Cowboy spits, his face a sweaty stone. “After the NVA pulled out, the lifers sent in the Arvin Black Panthers to take the Forbidden City. Shit. Nothing left but rearguard squads. We stomped the NVA and they stomped us and the lifers send in the Arvins, like the goddamn Arvins did it. Mr. Shortround said it was their country, said we was only helping out, said it would boost the morale of the Vietnamese people. Well, fuck the Vietnamese people. The horrible hogs in hard, hungry Hotel Company ran up an America flag. Like an Iwo Jima. But some poge officers ordered them to take it down. The snuffies had to run up the stinking Vietnamese flag, which is yellow, which is the right color for these chickenshit people. We’re getting slaughtered in this city. And we can’t even run up a fucking flag. I just can’t hack this shit, bro. My job is to get my people back to the World in one piece.” Cowboy coughs, spits, wipes his nose with the back of his hand. “Under fire, these are the best human beings in the world. All they need is for somebody to throw hand grenades at them for the rest of their lives… These guys depend on me. I can’t send my people out to get that sniper, Joker. I might lose the whole squad.”
Clearing roads for mines/IEDs. Not a new thing.
I was writing a feature article about how the grunts at the Rock pile on Route Nine had to sweep the road for mines every morning before any traffic could use the road.
Probably one of my favorite lines from the book. This line is a part of a long stream of consciousness explanation of how Joker sees himself as part of the machine, his place in the war.

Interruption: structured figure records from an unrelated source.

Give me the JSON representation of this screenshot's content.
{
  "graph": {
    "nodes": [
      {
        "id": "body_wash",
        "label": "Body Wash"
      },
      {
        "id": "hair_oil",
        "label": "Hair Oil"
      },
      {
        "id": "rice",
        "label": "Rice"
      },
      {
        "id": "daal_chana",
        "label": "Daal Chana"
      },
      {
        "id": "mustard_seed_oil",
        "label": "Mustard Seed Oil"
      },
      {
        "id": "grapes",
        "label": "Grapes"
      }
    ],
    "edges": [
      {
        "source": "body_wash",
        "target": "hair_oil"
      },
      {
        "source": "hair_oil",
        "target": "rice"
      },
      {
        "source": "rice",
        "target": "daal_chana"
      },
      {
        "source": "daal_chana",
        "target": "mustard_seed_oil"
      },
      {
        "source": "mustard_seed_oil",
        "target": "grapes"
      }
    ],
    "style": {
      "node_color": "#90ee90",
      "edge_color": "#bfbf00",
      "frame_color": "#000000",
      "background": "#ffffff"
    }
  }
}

In the darkness I am one with Khe Sahn – a living cell of this place – this erupted pimple of sandbags and barbed wire on a bleak plateau surrounded by the end of the world.
I find myself fascinated more and more with Vietnam not because it seems familiar – which it does at times – but how completely foreign the experience seems from my own. It’s something I’ll need to write about later.
After finishing The Short-Timers, I came across a couple of related and interesting articles. Gustav Hasford, the author of the novel, died in 1993. Someone runs a blog in his honor that runs pieces by or about him from time to time. The lead was this one, titled VIETNAM MEANS NEVER HAVING TO SAY YOU’RE SORRY. It’s a railing against Hollywood and especially the depiction of Vietnam veterans a lá Rambo. It’s fantastic.
Then, while searching for the etymology of the phrase “Is that you John Wayne? Is this me?” which was used in both the movie and the book, I came across this scholarly article about myth and myth making in America from WWII through Vietnam. It’s really fascinating. John Wayne was the hero that simultaneously made war palpable to the Vietnam generation but was rejected when the reality of war – and homecoming – became apparent.
Who is the John Wayne of our generation?